A little over a year ago, I found myself wandering the beautiful chaos of Paris’s Marché aux Puces de Saint-Ouen—a garage-like maze of mid-century design, chrome and orange flourishes, teak tables and chairs, and catch-all dishes on every surface. I was in search of stuff—the kind that would adorn the French villa where my debut film, a contemporary adaptation of Françoise Sagan’s Bonjour Tristesse, is set.
I was accompanied by my production designer, François-Renaud Labarthe, an artist whose work has, over the years, influenced me greatly. He is a master of just-so clutter, of building rich worlds with everyday charm. A desk must have piles, a bookshelf must have sun-faded spines, a summer movie must have al fresco dining.
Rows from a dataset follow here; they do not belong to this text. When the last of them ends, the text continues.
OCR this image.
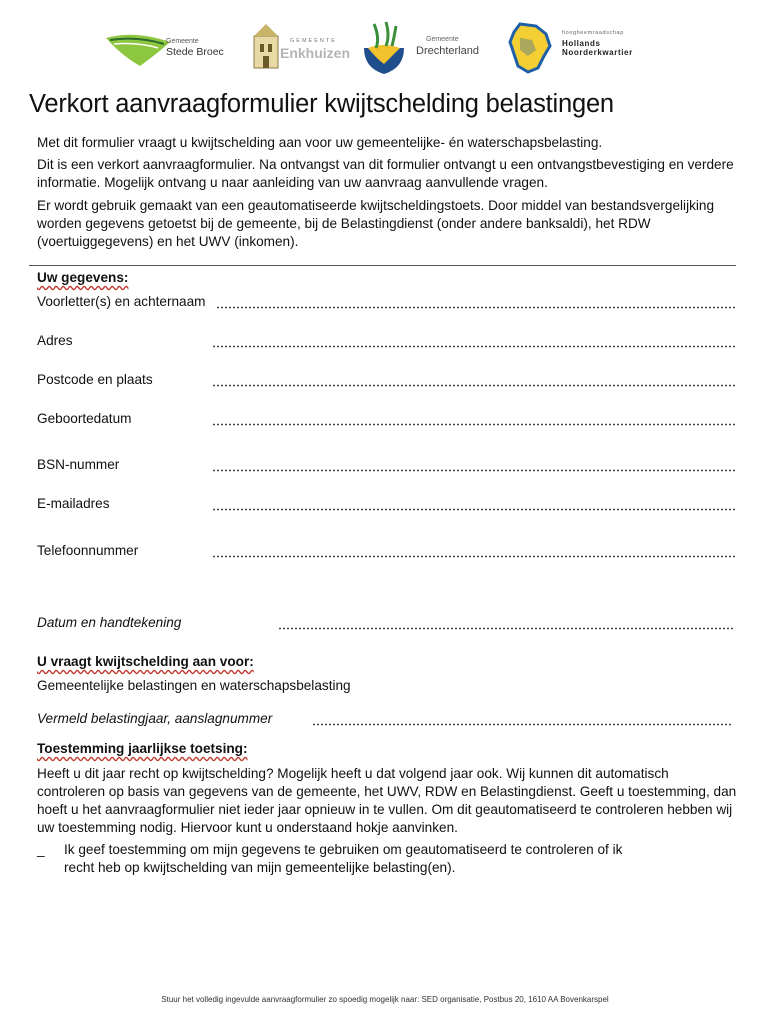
Gemeente
Stede Broec
GEMEENTE
Enkhuizen
Gemeente
Drechterland
hoogheemraadschap
Hollands
Noorderkwartier
Verkort aanvraagformulier kwijtschelding belastingen

Met dit formulier vraagt u kwijtschelding aan voor uw gemeentelijke- én waterschapsbelasting.

Dit is een verkort aanvraagformulier. Na ontvangst van dit formulier ontvangt u een ontvangstbevestiging en verdere informatie. Mogelijk ontvang u naar aanleiding van uw aanvraag aanvullende vragen.

Er wordt gebruik gemaakt van een geautomatiseerde kwijtscheldingstoets. Door middel van bestandsvergelijking worden gegevens getoetst bij de gemeente, bij de Belastingdienst (onder andere banksaldi), het RDW (voertuiggegevens) en het UWV (inkomen).

Uw gegevens:
Voorletter(s) en achternaam
Adres
Postcode en plaats
Geboortedatum
BSN-nummer
E-mailadres
Telefoonnummer
Datum en handtekening
U vraagt kwijtschelding aan voor:
Gemeentelijke belastingen en waterschapsbelasting
Vermeld belastingjaar, aanslagnummer
Toestemming jaarlijkse toetsing:

Heeft u dit jaar recht op kwijtschelding? Mogelijk heeft u dat volgend jaar ook. Wij kunnen dit automatisch controleren op basis van gegevens van de gemeente, het UWV, RDW en Belastingdienst. Geeft u toestemming, dan hoeft u het aanvraagformulier niet ieder jaar opnieuw in te vullen. Om dit geautomatiseerd te controleren hebben wij uw toestemming nodig. Hiervoor kunt u onderstaand hokje aanvinken.

_ Ik geef toestemming om mijn gegevens te gebruiken om geautomatiseerd te controleren of ik recht heb op kwijtschelding van mijn gemeentelijke belasting(en).

Stuur het volledig ingevulde aanvraagformulier zo spoedig mogelijk naar: SED organisatie, Postbus 20, 1610 AA Bovenkarspel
This brings me to Olivier Assayas’s Summer Hours, one of my favorite movies, brought to life in part by Labarthe. The 2008 film, which is about memory and loss following the death of a family’s matriarch, delicately captures intergenerational conflict—not with dramatic strokes, but with a meditative touch that exposes sentimentality’s hold on our relationship to time.
When I think of Summer Hours, I see the color green, almost garish in the midday light. I see a lonesome blue prior to nightfall. I see the doors left open to accommodate a breeze. I see the large silver-leaf serving plate Juliette Binoche admires in one of the movie’s most tender moments. I see teenage grandchildren occupying a crumbling country house one last time.
I hear the names “Louis Majorelle” and “Josef Hoffmann,” designers whose furniture plays a significant role in the movie—as vehicles, as metaphors. I see a family’s future neglecting its past, and how summer’s glare accelerates the fading process while reviving old secrets and ghosts.
Summer, I feel, is best enjoyed in the dark. By virtue of sheer contrast, the season blooms in a movie theater—growing wild, tangling itself into our imagination as something fresh and bittersweet. The movie ends. You leave the theater, forced to squint.